On peut distinguer différentes méthodes d’inactivation de gène par transgenèse disponibles chez M. truncatula : par interférence (RNAi, gene silencing ou Post-Transcriptional Gene Silencing, PTGS), par mutagenèse insertionnelle (T-DNA tagging) et par l’utilisation d’éléments transposables (transposon tagging). Ces méthodes sont couramment utilisées chez les végétaux mais nécessitent que la plante puisse être transformée et surtout régénérée in vitro. De plus, la régénération in vitro des plantes est connue pour induire de multiples mutations dans le génome des régénérants (Larkin et al. 1981). D’autres méthodes récentes existent également, telles que la transformation du gène d'intérêt couplé à un domaine répresseur (Hiratsu et al. 2003), cependant cette méthode encore peu utilisée chez les plantes ne sera pas traitée.

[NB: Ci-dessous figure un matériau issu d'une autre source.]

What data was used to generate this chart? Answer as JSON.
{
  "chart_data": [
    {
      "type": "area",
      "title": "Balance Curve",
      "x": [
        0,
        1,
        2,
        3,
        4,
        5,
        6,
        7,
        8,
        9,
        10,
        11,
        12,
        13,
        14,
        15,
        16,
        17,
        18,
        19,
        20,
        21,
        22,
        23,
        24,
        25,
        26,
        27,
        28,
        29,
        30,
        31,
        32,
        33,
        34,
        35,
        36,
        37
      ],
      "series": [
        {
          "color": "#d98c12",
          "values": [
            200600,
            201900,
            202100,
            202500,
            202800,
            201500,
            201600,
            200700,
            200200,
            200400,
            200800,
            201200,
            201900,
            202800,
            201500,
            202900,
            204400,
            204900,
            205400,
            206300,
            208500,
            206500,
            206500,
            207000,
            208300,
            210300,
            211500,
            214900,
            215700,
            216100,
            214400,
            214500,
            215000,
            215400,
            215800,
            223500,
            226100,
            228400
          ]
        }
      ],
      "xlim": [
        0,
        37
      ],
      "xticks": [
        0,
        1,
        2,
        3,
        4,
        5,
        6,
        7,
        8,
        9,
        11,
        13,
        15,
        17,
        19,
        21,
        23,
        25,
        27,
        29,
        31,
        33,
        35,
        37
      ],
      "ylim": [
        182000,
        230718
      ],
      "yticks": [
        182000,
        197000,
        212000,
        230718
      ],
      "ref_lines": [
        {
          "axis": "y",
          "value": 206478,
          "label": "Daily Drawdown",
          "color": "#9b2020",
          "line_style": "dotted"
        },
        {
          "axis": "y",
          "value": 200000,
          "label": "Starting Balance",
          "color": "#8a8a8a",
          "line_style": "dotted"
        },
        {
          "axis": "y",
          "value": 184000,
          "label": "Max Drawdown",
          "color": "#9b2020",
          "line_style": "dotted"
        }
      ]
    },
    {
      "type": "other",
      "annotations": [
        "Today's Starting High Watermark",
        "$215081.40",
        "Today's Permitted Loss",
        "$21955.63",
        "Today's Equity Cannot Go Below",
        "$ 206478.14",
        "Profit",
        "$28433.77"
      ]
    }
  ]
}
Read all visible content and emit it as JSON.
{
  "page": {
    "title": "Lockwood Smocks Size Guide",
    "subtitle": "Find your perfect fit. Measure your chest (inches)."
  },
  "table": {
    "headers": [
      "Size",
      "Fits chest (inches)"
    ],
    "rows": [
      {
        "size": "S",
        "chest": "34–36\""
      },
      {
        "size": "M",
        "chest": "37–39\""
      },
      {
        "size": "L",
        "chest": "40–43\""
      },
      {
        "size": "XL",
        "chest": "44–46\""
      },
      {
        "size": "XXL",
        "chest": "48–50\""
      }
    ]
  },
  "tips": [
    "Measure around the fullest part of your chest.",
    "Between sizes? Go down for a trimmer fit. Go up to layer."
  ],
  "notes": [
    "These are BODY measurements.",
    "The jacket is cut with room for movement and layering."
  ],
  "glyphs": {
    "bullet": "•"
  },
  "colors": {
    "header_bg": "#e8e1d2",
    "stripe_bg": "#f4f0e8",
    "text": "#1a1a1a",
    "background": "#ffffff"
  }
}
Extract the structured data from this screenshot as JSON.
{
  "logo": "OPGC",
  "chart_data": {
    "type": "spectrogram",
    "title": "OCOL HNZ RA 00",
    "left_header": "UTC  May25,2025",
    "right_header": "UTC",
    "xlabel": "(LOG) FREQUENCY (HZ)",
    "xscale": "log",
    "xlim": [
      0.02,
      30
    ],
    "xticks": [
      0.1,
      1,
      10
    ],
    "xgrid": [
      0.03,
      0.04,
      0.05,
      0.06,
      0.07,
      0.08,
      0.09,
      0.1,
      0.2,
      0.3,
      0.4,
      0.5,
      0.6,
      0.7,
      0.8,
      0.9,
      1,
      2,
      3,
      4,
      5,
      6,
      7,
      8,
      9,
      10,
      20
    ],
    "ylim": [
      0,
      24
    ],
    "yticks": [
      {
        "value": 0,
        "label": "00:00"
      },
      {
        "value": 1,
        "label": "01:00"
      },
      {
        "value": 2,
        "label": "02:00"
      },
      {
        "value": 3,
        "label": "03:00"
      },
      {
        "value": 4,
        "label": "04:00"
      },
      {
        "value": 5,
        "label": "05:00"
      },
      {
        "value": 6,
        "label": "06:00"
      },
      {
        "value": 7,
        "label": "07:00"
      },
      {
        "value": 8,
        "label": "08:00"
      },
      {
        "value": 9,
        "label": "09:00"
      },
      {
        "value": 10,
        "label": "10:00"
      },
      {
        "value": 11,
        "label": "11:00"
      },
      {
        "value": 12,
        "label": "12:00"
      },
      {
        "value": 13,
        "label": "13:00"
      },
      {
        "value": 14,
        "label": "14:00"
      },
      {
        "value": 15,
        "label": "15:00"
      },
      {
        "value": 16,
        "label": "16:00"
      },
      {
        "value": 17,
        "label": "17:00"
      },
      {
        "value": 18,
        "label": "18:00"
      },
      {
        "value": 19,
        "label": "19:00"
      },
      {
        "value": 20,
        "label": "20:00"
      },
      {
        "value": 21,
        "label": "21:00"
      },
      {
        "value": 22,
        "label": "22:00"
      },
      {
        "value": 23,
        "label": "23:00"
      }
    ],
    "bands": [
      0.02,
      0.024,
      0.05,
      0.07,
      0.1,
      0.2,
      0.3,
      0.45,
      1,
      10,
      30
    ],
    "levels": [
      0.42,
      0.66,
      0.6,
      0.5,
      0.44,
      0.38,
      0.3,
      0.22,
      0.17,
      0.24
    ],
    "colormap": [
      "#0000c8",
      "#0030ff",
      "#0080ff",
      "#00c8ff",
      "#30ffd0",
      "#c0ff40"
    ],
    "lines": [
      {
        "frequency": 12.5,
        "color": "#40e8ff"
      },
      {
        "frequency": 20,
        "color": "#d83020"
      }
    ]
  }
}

4.1.2.1 RNA interférence (ou PTGS)

Le RNAi est un mécanisme cellulaire de régulation de l’expression des gènes. Ce mécanisme repose sur la synthèse d’un petit ARN d’une vingtaine de bases qui va se fixer sur une séquence complémentaire d’ARNm et ainsi entrainer la formation d’un double brin d’ARN. Ce complexe double brin d’ARN sera dégradé par le complexe RISC (RNA induced silencing complex) entrainant la dégradation des ARNm, le blocage de la traduction et l’arrêt de la transcription par méthylation de tous les ARNm correspondants (Figure 2.5 et pour revue Hannon et al. 2002). Ce mécanisme naturel peut être détourné pour inhiber l’expression d’un gène spécifique ou l'expression d’une famille entière de gènes. Il consiste à transformer la plante avec un vecteur contenant un fragment du/des gène(s) à éteindre, en construction sens et antisens. Cette méthode puissante de génétique "reverse" permet d’obtenir une variété de phénotypes allant d’une faible extinction à une extinction quasiment complète du gène. Il existe également depuis peu de temps des vecteurs permettant de réaliser ce type de transformation à haut débit conduisant à des populations de transformants (Helliwell and Waterhouse, 2003).

4.1.2.2 Mutagenèse insertionnelle

Cette technique permet de muter mais également de "marquer" le génome, elle est donc employée dans des approches "forward" et "reverse". Elle consiste en l’utilisation d’une séquence d’ADN (T-DNA) qui va s’insérer aléatoirement dans le génome et donc parfois dans des gènes. L’identification des régions d’insertion peut être réalisée par PCR et/ou séquençage des régions bordantes du T-DNA. Cette technique est très largement utilisée et a fait ses preuves chez A. thaliana, où de nombreuses validations fonctionnelles ont été réalisées à partir de ce type de mutation. Cette ressource est disponible chez M. truncatula à l’Institut des Sciences du Végétal (ISV-CNRS) (Gif/Yvette, FR) (Scholte et al. 2002).

Figure 2.6 : Principe du criblage d’une population de mutants contenant le rétrotransposon Tnt1 (extrait de Tadège et al., 2005)

4.1.2.3 Utilisation d’éléments transposables

Cette technique est en partie basée sur la précédente et permet de générer une grande population de mutants. Elle consiste en l’introduction dans le génome de la plante d’un transposon soit de type I : rétrotransposon qui copie son ARN et s’insère ailleurs dans le génome (transposition de type copier-coller), soit de type II : transposon à ADN qui "saute" dans le génome (transposition de type couper-coller). Ces éléments mobiles sont donc capables de s’insérer dans un nouvel endroit du génome, par exemple à chaque étape de régénération in vitro de la plante dans le cas spécifique du transposon Tnt1. De la même manière que précédemment, ces populations de mutants sont utilisées en génétique "forward" et "reverse" et l’identification des régions mutées se fait par PCR et/ou séquençage des bordures du transposon. Chez M. truncatula, des populations de ce type ont été réalisées grâce au rétrotransposon Tnt1 du tabac sur des génotypes R108 à l’ISV-CNRS (Figure 2.6) (d’Erfurth et al. 2003) et plus récemment sur le génotype A17 dans le cadre d’une collaboration entre l’ISV-CNRS (Gif/Yvette, FR) et la Noble Foundation (Ardmore, USA).